卿笛收了釵子,負手而立,眼中帶著幾分銳利,道:“無關緊要。這釵子的主人乃是我東程皇妃,怎會是王爺口中無關緊要之人。王爺,看來王爺的記性真真是不好了。”
江殊怒極反笑,道:“殿下,說了這般久,殿下意在所指,本王委實是未明白。不若,殿下給微臣指點指點。”
“指點?那自然是要的。”
紅衣戰神在卿笛的體內復甦,一點一點佔據了她的理智。
那一年,琉璃族第一次遇見外族的侵略。外表光鮮強大的琉璃族已經是弱的不堪一擊。大軍之中多為世族子弟,好逸惡勞。那一年,卿笛不惜得罪琉璃族所有的世家,將軍中不聽從命令之人斬盡。從此,大軍得到整頓,琉璃族緩慢復甦。
那一年的那一天,同今日是這樣的相似。
卿笛手持長劍,穿透每一個人的心臟。看著他們錯愕的眼神定格,額角的花羽花開得放肆。她的唇角始終都含著一抹詭異而殘忍的微笑。她守護的東西,從來不容他人踐踏。

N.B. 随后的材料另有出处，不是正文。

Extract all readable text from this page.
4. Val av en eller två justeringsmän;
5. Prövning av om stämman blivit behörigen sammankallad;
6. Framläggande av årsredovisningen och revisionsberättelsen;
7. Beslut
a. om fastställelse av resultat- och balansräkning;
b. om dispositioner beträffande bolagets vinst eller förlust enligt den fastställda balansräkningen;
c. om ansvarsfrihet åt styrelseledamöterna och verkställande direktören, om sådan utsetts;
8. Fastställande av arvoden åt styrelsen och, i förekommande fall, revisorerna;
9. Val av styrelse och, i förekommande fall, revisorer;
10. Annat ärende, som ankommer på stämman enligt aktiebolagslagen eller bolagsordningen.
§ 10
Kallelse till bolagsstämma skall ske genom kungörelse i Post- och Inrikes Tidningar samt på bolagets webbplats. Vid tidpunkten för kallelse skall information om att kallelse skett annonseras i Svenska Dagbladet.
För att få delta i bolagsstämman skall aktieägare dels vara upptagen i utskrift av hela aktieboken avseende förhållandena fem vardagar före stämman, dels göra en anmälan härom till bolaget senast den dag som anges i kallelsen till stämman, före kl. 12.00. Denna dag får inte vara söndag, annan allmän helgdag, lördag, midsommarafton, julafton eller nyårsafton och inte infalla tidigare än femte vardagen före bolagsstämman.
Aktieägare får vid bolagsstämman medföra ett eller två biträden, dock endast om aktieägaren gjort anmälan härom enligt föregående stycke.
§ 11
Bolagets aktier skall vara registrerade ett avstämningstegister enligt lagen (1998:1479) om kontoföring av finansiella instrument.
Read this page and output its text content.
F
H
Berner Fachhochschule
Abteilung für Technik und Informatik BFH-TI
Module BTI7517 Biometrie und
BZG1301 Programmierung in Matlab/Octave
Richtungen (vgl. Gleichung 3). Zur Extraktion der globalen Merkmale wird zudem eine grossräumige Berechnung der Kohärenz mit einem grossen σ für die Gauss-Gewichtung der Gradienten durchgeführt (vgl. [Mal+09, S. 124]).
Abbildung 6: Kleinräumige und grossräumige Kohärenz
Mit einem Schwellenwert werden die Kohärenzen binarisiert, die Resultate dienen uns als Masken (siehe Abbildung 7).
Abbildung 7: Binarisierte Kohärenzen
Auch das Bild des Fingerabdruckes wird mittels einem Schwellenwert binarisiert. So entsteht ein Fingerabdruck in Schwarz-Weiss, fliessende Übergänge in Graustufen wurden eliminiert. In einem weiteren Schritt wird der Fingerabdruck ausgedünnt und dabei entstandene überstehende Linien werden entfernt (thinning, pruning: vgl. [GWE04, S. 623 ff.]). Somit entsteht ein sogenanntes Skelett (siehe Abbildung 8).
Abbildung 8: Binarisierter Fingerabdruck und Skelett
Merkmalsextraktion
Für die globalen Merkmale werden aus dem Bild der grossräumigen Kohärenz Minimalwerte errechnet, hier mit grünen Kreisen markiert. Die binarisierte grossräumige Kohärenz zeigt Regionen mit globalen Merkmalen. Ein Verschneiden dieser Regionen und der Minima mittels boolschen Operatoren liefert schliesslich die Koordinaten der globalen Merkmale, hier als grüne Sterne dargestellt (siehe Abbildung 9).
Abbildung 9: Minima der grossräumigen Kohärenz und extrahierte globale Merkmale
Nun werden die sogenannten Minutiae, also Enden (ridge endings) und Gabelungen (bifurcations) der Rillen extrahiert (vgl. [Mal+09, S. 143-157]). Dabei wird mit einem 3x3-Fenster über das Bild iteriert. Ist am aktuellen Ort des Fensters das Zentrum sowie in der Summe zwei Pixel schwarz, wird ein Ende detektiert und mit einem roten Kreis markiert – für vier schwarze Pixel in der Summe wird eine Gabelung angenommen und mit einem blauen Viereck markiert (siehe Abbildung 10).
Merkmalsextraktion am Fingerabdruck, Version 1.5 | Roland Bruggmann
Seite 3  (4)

江殊看著這一切,目瞪口呆。早是在十多年前一同在沙場上出生入死,他便是知道卿笛的功夫了得。這些年在封地,卿笛派去的臣子架空了他的權利,忍辱負重,苦苦等候。一月前,江萱兒飛鴿傳書回府,說是柳卿笛命不久矣。江殊才秘密派人安排回了錦繡城。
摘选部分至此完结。